マツダ・スポーツカー好きの皆さま、お待たせしました。RX-8以来、ラインナップから消滅していたローターリーエンジン搭載車が、ついに復活です! と言ってもコンセプトカーですが…。東京モーターショー・プレスデーでワールドプレミアされたのは、次世代のロータリーエンジン技術「SKYACTIVE-R(“R”はもちろんロータリーの略ね!)」を採用し、「美しいFRスポーツのカタチを追求した」という流麗なスタイリングのコンセプトカー「RX-VISION(アールエックス・ビジョン)」。ショートオーバーハング&タイトなキャビンから成るアグレッシブなフォルムは、居住性に配慮した設計にせざるを得なかったRX-8の後継ではなく、ピュアスポーツだったRX-7の流れを汲むモデルであることを主張しています。

しかも全長4,389mm、全幅1,925mmという巨大なボディサイズでありながら、2シーターなのですよ。もちろん、コンセプトモデルだけに誇張されるのは当然ですが、ちょっと極端すぎるかも。こんなディメンションのクルマ、国産では今だかつてありませんでしたから…。マツダ自身、このコンセプトモデルを「いつかは実現したい夢」と説明するように、市販モデルに至るまでの道のりは、まだかなり遠そうです。

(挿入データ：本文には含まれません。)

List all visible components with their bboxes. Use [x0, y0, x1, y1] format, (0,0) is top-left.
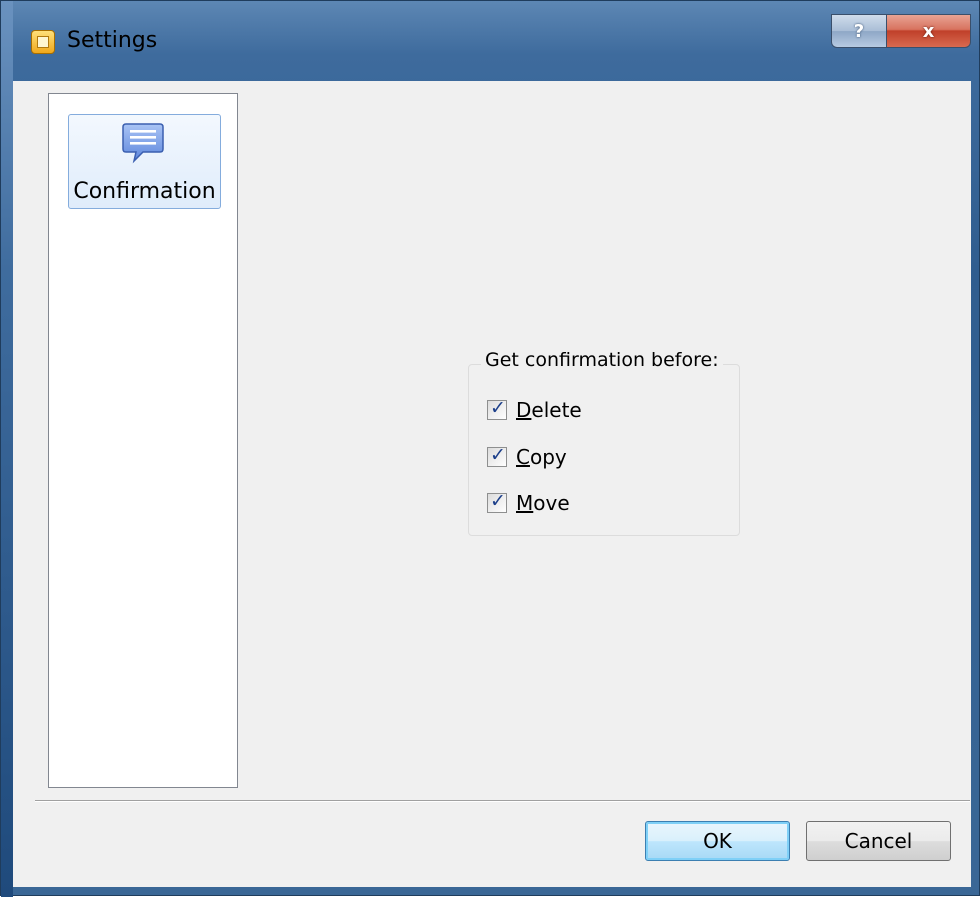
copy-checkbox-label[interactable]: Copy: [516, 445, 567, 469]
move-checkbox-label[interactable]: Move: [516, 491, 570, 515]
check-icon: ✓: [490, 490, 506, 512]
ok-button[interactable]: OK: [645, 821, 790, 861]
help-icon: ?: [853, 20, 865, 42]
delete-checkbox[interactable]: ✓: [487, 397, 507, 420]
app-icon: [31, 30, 55, 54]
help-button[interactable]: ?: [831, 14, 887, 48]
settings-category-list: Confirmation: [48, 93, 238, 788]
window-frame-left: [1, 1, 13, 897]
settings-dialog: Settings ? x Confirmation Get confirmati…: [0, 0, 980, 897]
move-checkbox-row[interactable]: ✓ Move: [487, 491, 570, 515]
close-button[interactable]: x: [886, 14, 971, 48]
check-icon: ✓: [490, 397, 506, 419]
speech-bubble-icon: [122, 123, 164, 164]
title-bar[interactable]: Settings ? x: [1, 1, 980, 81]
category-item-label: Confirmation: [73, 179, 216, 204]
check-icon: ✓: [490, 444, 506, 466]
copy-checkbox-row[interactable]: ✓ Copy: [487, 445, 567, 469]
confirmation-group-label: Get confirmation before:: [481, 349, 723, 371]
delete-checkbox-label[interactable]: Delete: [516, 398, 582, 422]
close-icon: x: [922, 20, 935, 42]
dialog-client-area: Confirmation Get confirmation before: ✓ …: [13, 81, 971, 887]
button-separator: [35, 800, 970, 802]
window-title: Settings: [67, 28, 158, 53]
delete-checkbox-row[interactable]: ✓ Delete: [487, 398, 582, 422]
category-item-confirmation[interactable]: Confirmation: [68, 114, 221, 209]
cancel-button[interactable]: Cancel: [806, 821, 951, 861]
copy-checkbox[interactable]: ✓: [487, 444, 507, 467]
move-checkbox[interactable]: ✓: [487, 490, 507, 513]
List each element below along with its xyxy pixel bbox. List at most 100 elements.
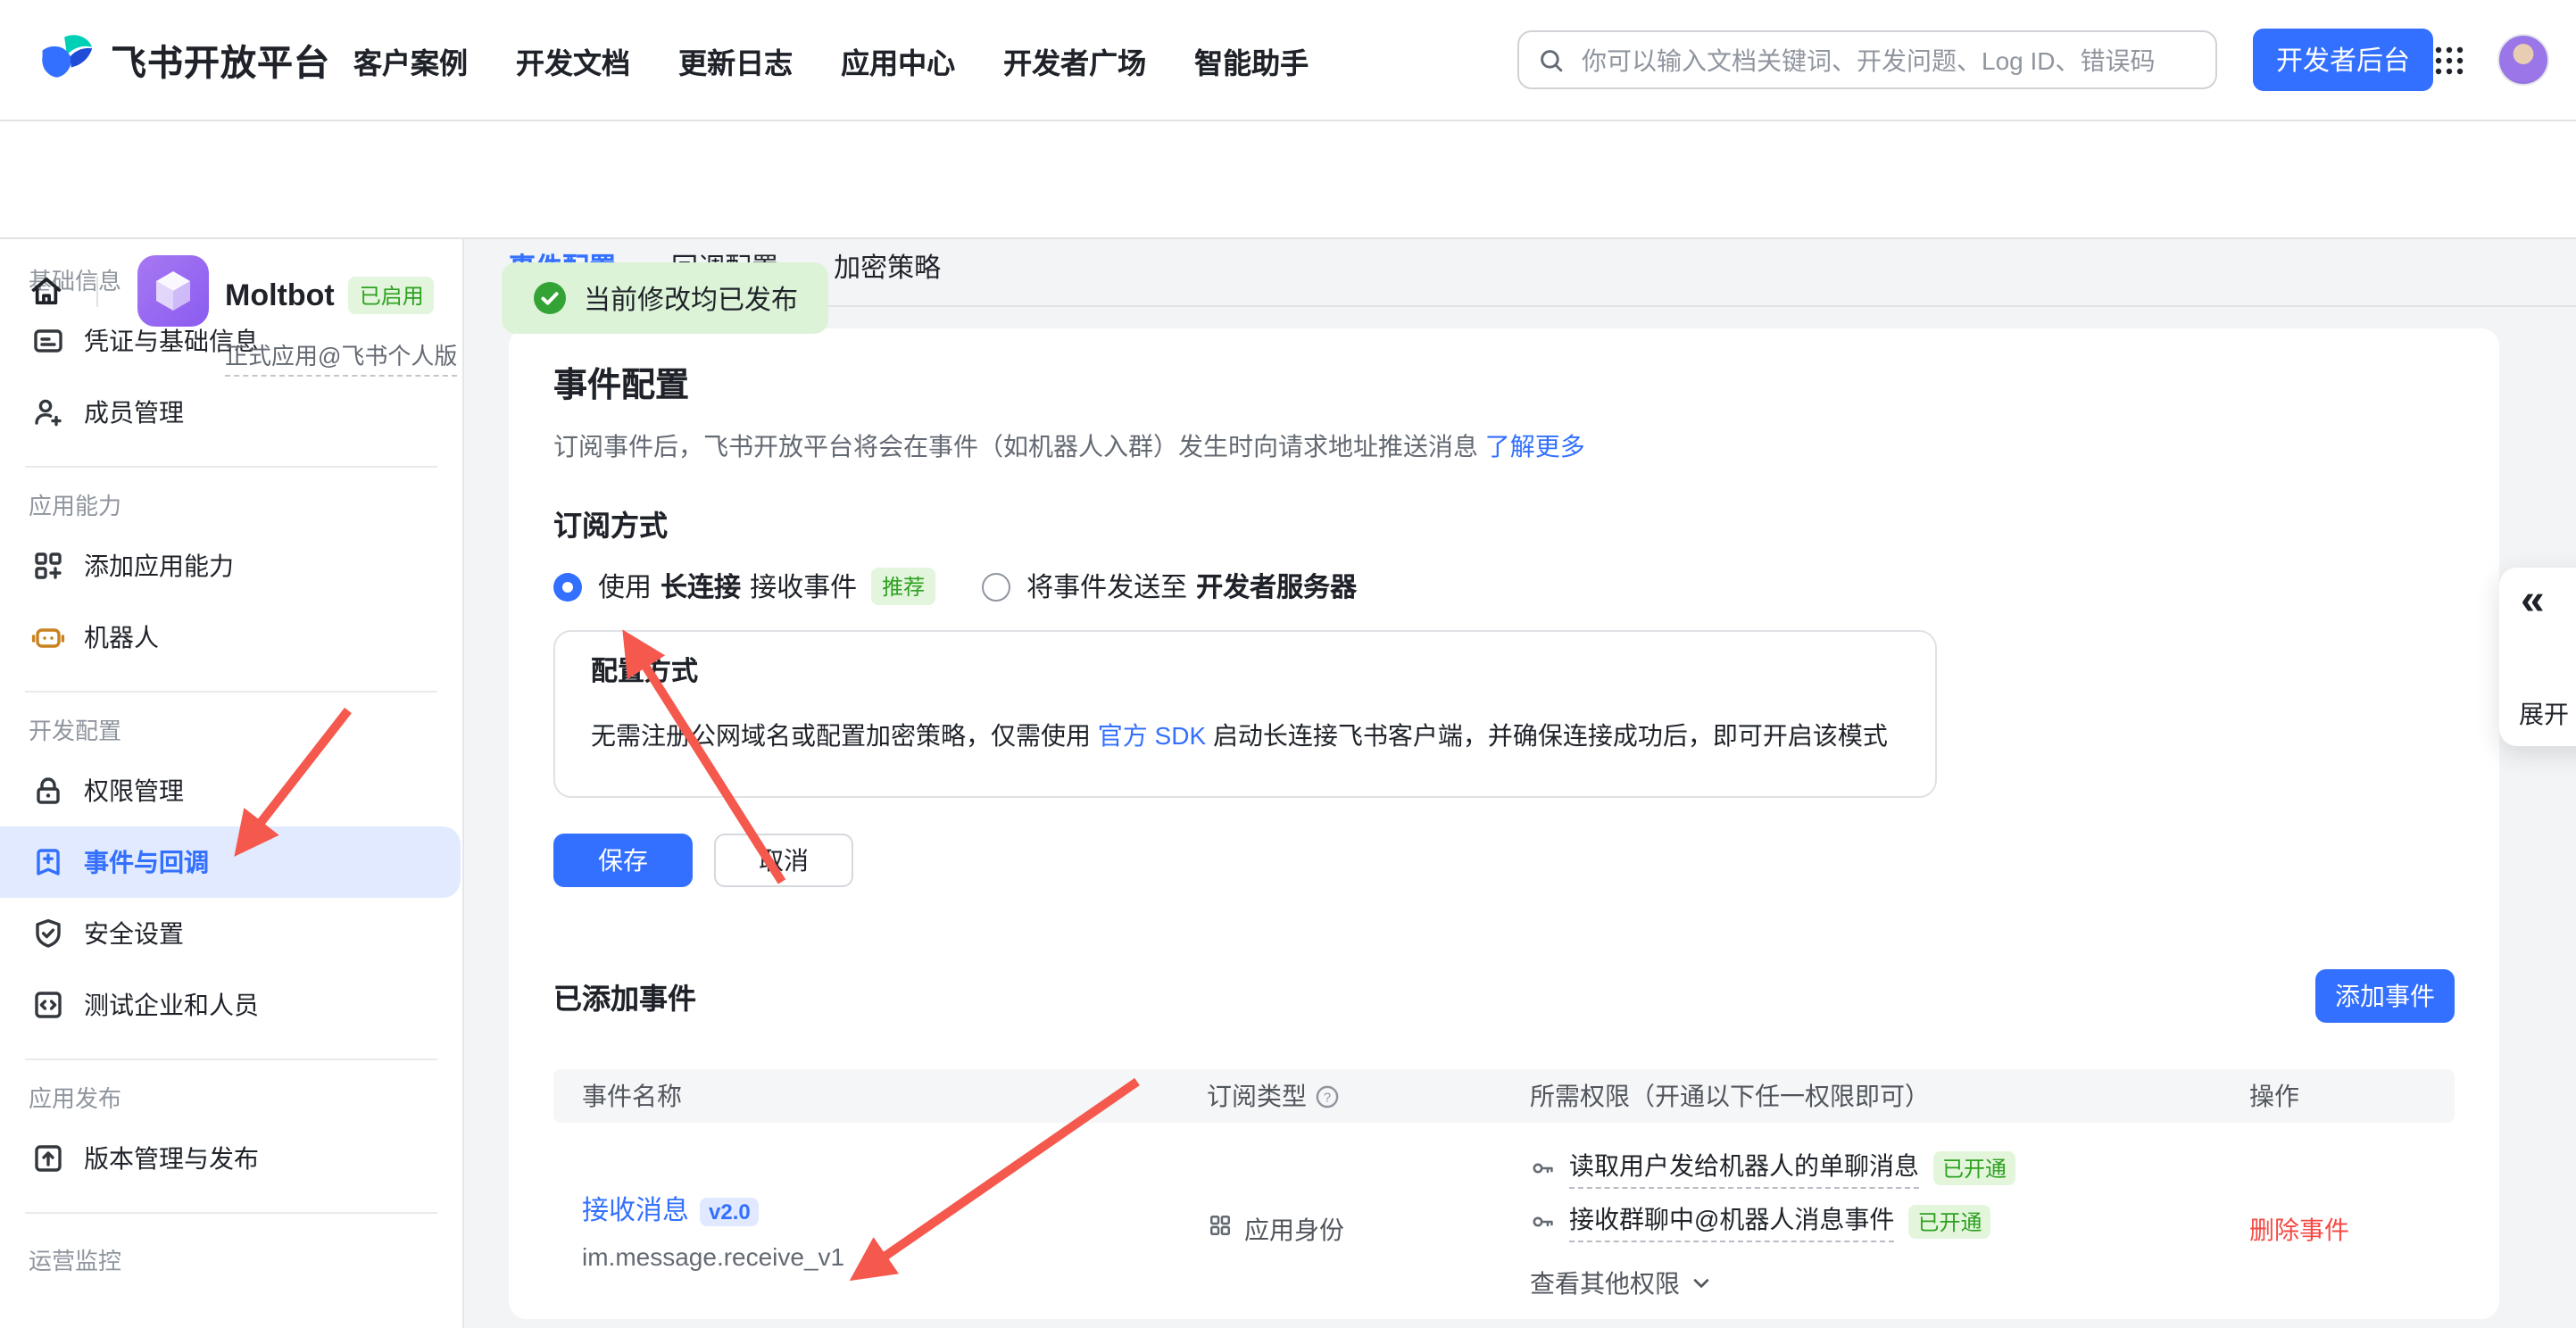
publish-status-text: 当前修改均已发布 xyxy=(584,279,798,317)
learn-more-link[interactable]: 了解更多 xyxy=(1485,432,1585,461)
home-icon[interactable] xyxy=(27,271,66,311)
collapse-panel[interactable]: « 展开 xyxy=(2499,568,2576,746)
sidebar-item-security[interactable]: 安全设置 xyxy=(0,898,461,969)
nav-item-app-center[interactable]: 应用中心 xyxy=(841,38,955,81)
sidebar-item-label: 安全设置 xyxy=(84,916,184,951)
cancel-button[interactable]: 取消 xyxy=(714,834,853,887)
nav-item-ai-assistant[interactable]: 智能助手 xyxy=(1194,38,1309,81)
sidebar-item-label: 测试企业和人员 xyxy=(84,987,259,1023)
lock-icon xyxy=(30,773,66,809)
version-badge: v2.0 xyxy=(700,1198,760,1226)
sidebar-item-label: 机器人 xyxy=(84,619,159,655)
event-plus-icon xyxy=(30,844,66,880)
sidebar-item-version-release[interactable]: 版本管理与发布 xyxy=(0,1123,461,1194)
sidebar-item-label: 权限管理 xyxy=(84,773,184,809)
developer-console-button[interactable]: 开发者后台 xyxy=(2253,29,2433,91)
publish-status-pill: 当前修改均已发布 xyxy=(502,262,828,334)
app-grid-icon[interactable] xyxy=(2433,45,2465,77)
sidebar-section-dev-config: 开发配置 xyxy=(29,709,462,755)
nav-item-developer-plaza[interactable]: 开发者广场 xyxy=(1003,38,1146,81)
sidebar-item-label: 事件与回调 xyxy=(84,844,209,880)
radio-developer-server[interactable] xyxy=(982,572,1010,601)
form-actions: 保存 取消 xyxy=(553,834,2499,887)
divider xyxy=(25,691,437,693)
sidebar-item-events-callbacks[interactable]: 事件与回调 xyxy=(0,826,461,898)
subscription-type-text: 应用身份 xyxy=(1244,1212,1344,1248)
added-events-header: 已添加事件 添加事件 xyxy=(553,969,2455,1023)
chevron-down-icon xyxy=(1691,1273,1712,1294)
add-event-button[interactable]: 添加事件 xyxy=(2315,969,2455,1023)
brand-title: 飞书开放平台 xyxy=(111,33,330,85)
brand[interactable]: 飞书开放平台 xyxy=(36,29,330,89)
event-config-card: 事件配置 订阅事件后，飞书开放平台将会在事件（如机器人入群）发生时向请求地址推送… xyxy=(509,328,2499,1319)
app-identity-icon xyxy=(1207,1212,1234,1239)
expand-label: 展开 xyxy=(2519,696,2569,732)
nav-item-customer-cases[interactable]: 客户案例 xyxy=(353,38,468,81)
col-actions: 操作 xyxy=(2221,1078,2426,1114)
radio-long-connection[interactable] xyxy=(553,572,582,601)
sidebar-item-bot[interactable]: 机器人 xyxy=(0,602,461,673)
app-header-bar: Moltbot 已启用 正式应用@飞书个人版 当前修改均已发布 xyxy=(0,120,2576,239)
app-icon[interactable] xyxy=(137,255,209,327)
key-icon xyxy=(1530,1154,1557,1181)
tab-encryption-strategy[interactable]: 加密策略 xyxy=(834,248,941,311)
divider xyxy=(96,277,98,307)
permission-item: 读取用户发给机器人的单聊消息 已开通 xyxy=(1530,1148,2221,1187)
subscription-type-cell: 应用身份 xyxy=(1178,1123,1501,1319)
option-label: 将事件发送至 xyxy=(1026,568,1187,605)
global-search[interactable] xyxy=(1517,30,2217,89)
permissions-cell: 读取用户发给机器人的单聊消息 已开通 接收群聊中@机器人消息事件 已开通 xyxy=(1501,1123,2221,1319)
help-icon[interactable]: ? xyxy=(1316,1084,1339,1108)
app-subtitle: 正式应用@飞书个人版 xyxy=(225,337,457,377)
sidebar-item-test-company[interactable]: 测试企业和人员 xyxy=(0,969,461,1041)
table-row: 接收消息 v2.0 im.message.receive_v1 应用身份 xyxy=(553,1123,2455,1319)
official-sdk-link[interactable]: 官方 SDK xyxy=(1098,721,1206,750)
double-chevron-left-icon: « xyxy=(2521,577,2545,627)
permission-name: 读取用户发给机器人的单聊消息 xyxy=(1569,1147,1919,1188)
search-input[interactable] xyxy=(1578,44,2198,76)
robot-icon xyxy=(30,619,66,655)
added-events-title: 已添加事件 xyxy=(553,975,696,1017)
save-button[interactable]: 保存 xyxy=(553,834,693,887)
table-header-row: 事件名称 订阅类型 ? 所需权限（开通以下任一权限即可） 操作 xyxy=(553,1069,2455,1123)
config-method-title: 配置方式 xyxy=(591,657,1899,689)
event-code: im.message.receive_v1 xyxy=(582,1242,1178,1271)
divider xyxy=(25,1058,437,1060)
check-circle-icon xyxy=(532,280,568,316)
app-name: Moltbot xyxy=(225,278,335,313)
description-text: 订阅事件后，飞书开放平台将会在事件（如机器人入群）发生时向请求地址推送消息 xyxy=(553,432,1478,461)
top-nav-menu: 客户案例 开发文档 更新日志 应用中心 开发者广场 智能助手 xyxy=(353,0,1309,120)
user-avatar[interactable] xyxy=(2497,34,2549,86)
sidebar-section-ops-monitor: 运营监控 xyxy=(29,1239,462,1285)
nav-item-changelog[interactable]: 更新日志 xyxy=(678,38,793,81)
subscription-options: 使用 长连接 接收事件 推荐 将事件发送至 开发者服务器 xyxy=(553,568,2499,605)
event-name-cell: 接收消息 v2.0 im.message.receive_v1 xyxy=(553,1123,1178,1319)
permission-granted-badge: 已开通 xyxy=(1908,1204,1990,1238)
code-box-icon xyxy=(30,987,66,1023)
page-description: 订阅事件后，飞书开放平台将会在事件（如机器人入群）发生时向请求地址推送消息 了解… xyxy=(553,428,2499,464)
divider xyxy=(25,1212,437,1214)
delete-event-link[interactable]: 删除事件 xyxy=(2221,1123,2426,1319)
sidebar-item-add-capability[interactable]: 添加应用能力 xyxy=(0,530,461,602)
page-title: 事件配置 xyxy=(553,368,2499,407)
sidebar-section-app-release: 应用发布 xyxy=(29,1076,462,1123)
permission-name: 接收群聊中@机器人消息事件 xyxy=(1569,1200,1894,1241)
col-event-name: 事件名称 xyxy=(553,1078,1178,1114)
enabled-badge: 已启用 xyxy=(349,277,435,314)
col-subscription-type: 订阅类型 ? xyxy=(1178,1078,1501,1114)
config-method-text: 无需注册公网域名或配置加密策略，仅需使用 官方 SDK 启动长连接飞书客户端，并… xyxy=(591,718,1899,753)
key-icon xyxy=(1530,1208,1557,1234)
sidebar-item-label: 成员管理 xyxy=(84,394,184,430)
option-label-strong: 开发者服务器 xyxy=(1196,568,1357,605)
view-more-permissions[interactable]: 查看其他权限 xyxy=(1530,1266,2221,1301)
events-table: 事件名称 订阅类型 ? 所需权限（开通以下任一权限即可） 操作 xyxy=(553,1069,2455,1319)
top-navigation-bar: 飞书开放平台 客户案例 开发文档 更新日志 应用中心 开发者广场 智能助手 开发… xyxy=(0,0,2576,121)
subscription-mode-title: 订阅方式 xyxy=(553,510,2499,546)
nav-item-dev-docs[interactable]: 开发文档 xyxy=(516,38,630,81)
event-name-link[interactable]: 接收消息 xyxy=(582,1196,689,1226)
option-label: 接收事件 xyxy=(750,568,857,605)
divider xyxy=(25,466,437,468)
sidebar-item-permissions[interactable]: 权限管理 xyxy=(0,755,461,826)
sidebar-item-members[interactable]: 添加应用能力 成员管理 xyxy=(0,377,461,448)
feishu-logo-icon xyxy=(36,29,96,89)
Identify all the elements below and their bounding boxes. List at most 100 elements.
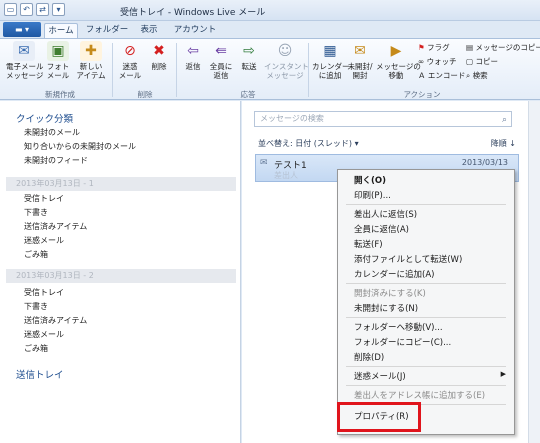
search-button[interactable]: ⌕ 検索 [466, 71, 488, 81]
menu-item-add-calendar[interactable]: カレンダーに追加(A) [354, 268, 434, 280]
tab-view[interactable]: 表示 [134, 23, 164, 38]
account-header[interactable]: 2013年03月13日 - 1 [6, 177, 236, 191]
folder-pane: クイック分類 未開封のメール 知り合いからの未開封のメール 未開封のフィード 2… [0, 101, 241, 443]
divider [112, 43, 113, 97]
group-delete-label: 削除 [137, 90, 153, 99]
reply-all-button[interactable]: ⇚ 全員に 返信 [208, 41, 234, 80]
menu-separator [346, 366, 506, 367]
folder-item[interactable]: 受信トレイ [24, 193, 64, 204]
encoding-icon: Ａ [418, 71, 426, 80]
folder-item[interactable]: 未開封のメール [24, 127, 80, 138]
sort-bar: 並べ替え: 日付 (スレッド) ▾ 降順 ↓ [258, 138, 522, 149]
new-item-icon: ✚ [80, 41, 102, 61]
menu-item-forward-attachment[interactable]: 添付ファイルとして転送(W) [354, 253, 462, 265]
junk-button[interactable]: ⊘ 迷惑 メール [116, 41, 144, 80]
new-icon[interactable]: ▭ [4, 3, 17, 16]
copy-button[interactable]: ▢ コピー [466, 57, 498, 67]
unread-read-button[interactable]: ✉ 未開封/ 開封 [346, 41, 374, 80]
folder-item[interactable]: 受信トレイ [24, 287, 64, 298]
instant-message-button[interactable]: ☺ インスタント メッセージ [264, 41, 309, 80]
watch-button[interactable]: ∞ ウォッチ [418, 57, 457, 67]
delete-icon: ✖ [153, 43, 165, 59]
outbox-folder[interactable]: 送信トレイ [16, 367, 64, 381]
menu-item-reply-all[interactable]: 全員に返信(A) [354, 223, 409, 235]
reply-button[interactable]: ⇦ 返信 [180, 41, 206, 71]
menu-item-junk[interactable]: 迷惑メール(J) [354, 370, 406, 382]
ribbon-tabs: ▬ ▾ ホーム フォルダー 表示 アカウント [0, 21, 540, 38]
group-new-label: 新規作成 [45, 90, 75, 99]
vertical-scrollbar[interactable] [528, 101, 540, 443]
window-title: 受信トレイ - Windows Live メール [120, 8, 266, 18]
folder-item[interactable]: 下書き [24, 301, 48, 312]
reply-all-icon: ⇚ [215, 43, 227, 59]
menu-separator [346, 317, 506, 318]
search-icon[interactable]: ⌕ [502, 113, 507, 127]
sort-order-toggle[interactable]: 降順 ↓ [491, 138, 516, 149]
search-input[interactable]: メッセージの検索 ⌕ [254, 111, 512, 127]
menu-item-mark-read: 開封済みにする(K) [354, 289, 426, 299]
copy-message-button[interactable]: ▤ メッセージのコピー [466, 43, 540, 53]
photo-email-button[interactable]: ▣ フォト メール [46, 41, 70, 80]
search-icon: ⌕ [466, 71, 471, 80]
folder-item[interactable]: 未開封のフィード [24, 155, 88, 166]
forward-button[interactable]: ⇨ 転送 [236, 41, 262, 71]
flag-icon: ⚑ [418, 43, 425, 52]
group-reply-label: 応答 [240, 90, 256, 99]
context-menu: 開く(O) 印刷(P)... 差出人に返信(S) 全員に返信(A) 転送(F) … [337, 169, 515, 435]
move-message-button[interactable]: ▶ メッセージの 移動 [376, 41, 421, 80]
envelope-icon: ✉ [260, 158, 268, 168]
folder-item[interactable]: ごみ箱 [24, 343, 48, 354]
messenger-icon: ☺ [277, 43, 293, 59]
calendar-icon: ▦ [323, 43, 337, 59]
folder-item[interactable]: 送信済みアイテム [24, 221, 87, 232]
tab-home[interactable]: ホーム [44, 23, 78, 38]
copy-icon: ▢ [466, 57, 474, 66]
glasses-icon: ∞ [418, 57, 425, 66]
folder-item[interactable]: 迷惑メール [24, 235, 64, 246]
email-icon: ✉ [13, 41, 35, 61]
menu-item-move-folder[interactable]: フォルダーへ移動(V)... [354, 321, 443, 333]
forward-icon: ⇨ [243, 43, 255, 59]
add-to-calendar-button[interactable]: ▦ カレンダー に追加 [312, 41, 350, 80]
envelope-open-icon: ✉ [354, 43, 366, 59]
message-date: 2013/03/13 [461, 158, 508, 167]
sort-dropdown[interactable]: 並べ替え: 日付 (スレッド) ▾ [258, 139, 359, 148]
new-email-button[interactable]: ✉ 電子メール メッセージ [6, 41, 44, 80]
delete-button[interactable]: ✖ 削除 [146, 41, 172, 71]
photo-icon: ▣ [47, 41, 69, 61]
reply-arrow-icon: ⇦ [187, 43, 199, 59]
divider [308, 43, 309, 97]
menu-item-forward[interactable]: 転送(F) [354, 238, 383, 250]
menu-item-print[interactable]: 印刷(P)... [354, 189, 391, 201]
menu-separator [346, 385, 506, 386]
menu-item-delete[interactable]: 削除(D) [354, 351, 384, 363]
account-header[interactable]: 2013年03月13日 - 2 [6, 269, 236, 283]
folder-item[interactable]: 送信済みアイテム [24, 315, 87, 326]
menu-item-mark-unread[interactable]: 未開封にする(N) [354, 302, 418, 314]
menu-separator [346, 283, 506, 284]
flag-button[interactable]: ⚑ フラグ [418, 43, 450, 53]
quick-access-toolbar: ▭ ↶ ⇄ ▾ [4, 3, 65, 16]
folder-item[interactable]: 下書き [24, 207, 48, 218]
tab-account[interactable]: アカウント [170, 23, 220, 38]
send-receive-icon[interactable]: ⇄ [36, 3, 49, 16]
title-bar: ▭ ↶ ⇄ ▾ 受信トレイ - Windows Live メール [0, 0, 540, 21]
customize-icon[interactable]: ▾ [52, 3, 65, 16]
folder-item[interactable]: 知り合いからの未開封のメール [24, 141, 136, 152]
copy-message-icon: ▤ [466, 43, 474, 52]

国産車にはないけど、アメリカや欧州ではあり得るサイズ?

あ、でもデッカくて薄いボディに、2シーターのキャビンがちょこんと載ってる感じ、どこかで見たことある。コンセプトはともかく、フォルムだけならアメリカン・スポーツの雄、ダッジ バイパーあたりが近いかもしれません。バイパーはV10(!)というトンでもないパワーユニットを積んだ豪快なクルマ。初代モデルが1991年に登場し、日本にも1997~2002年の期間、正規輸入された実績があります。モデルを追うごとに乗り味は洗練されていきましたが、じゃじゃ馬的なムードは二代目以降のモデルでも健在。国産スポーツカーに見られるデジタルな運転感覚とは全く異なりますが、純正ドラッグレーサー的な走りには独特の魅力がありますヨ。

▲自然吸気でありながら500PSオーバーの最高出力(後期は600PSオーバー!)を叩き出す二代目バイパー。日本に存在するのは並行輸入モノのみ ▲自然吸気でありながら500PSオーバーの最高出力(後期は600PSオーバー!)を叩き出す二代目バイパー。日本に存在するのは並行輸入モノのみ
▲ボディ剛性を上げたりして走りを洗練させつつも、アメリカンらしさは存分に感じられます! ▲ボディ剛性を上げたりして走りを洗練させつつも、アメリカンらしさは存分に感じられます!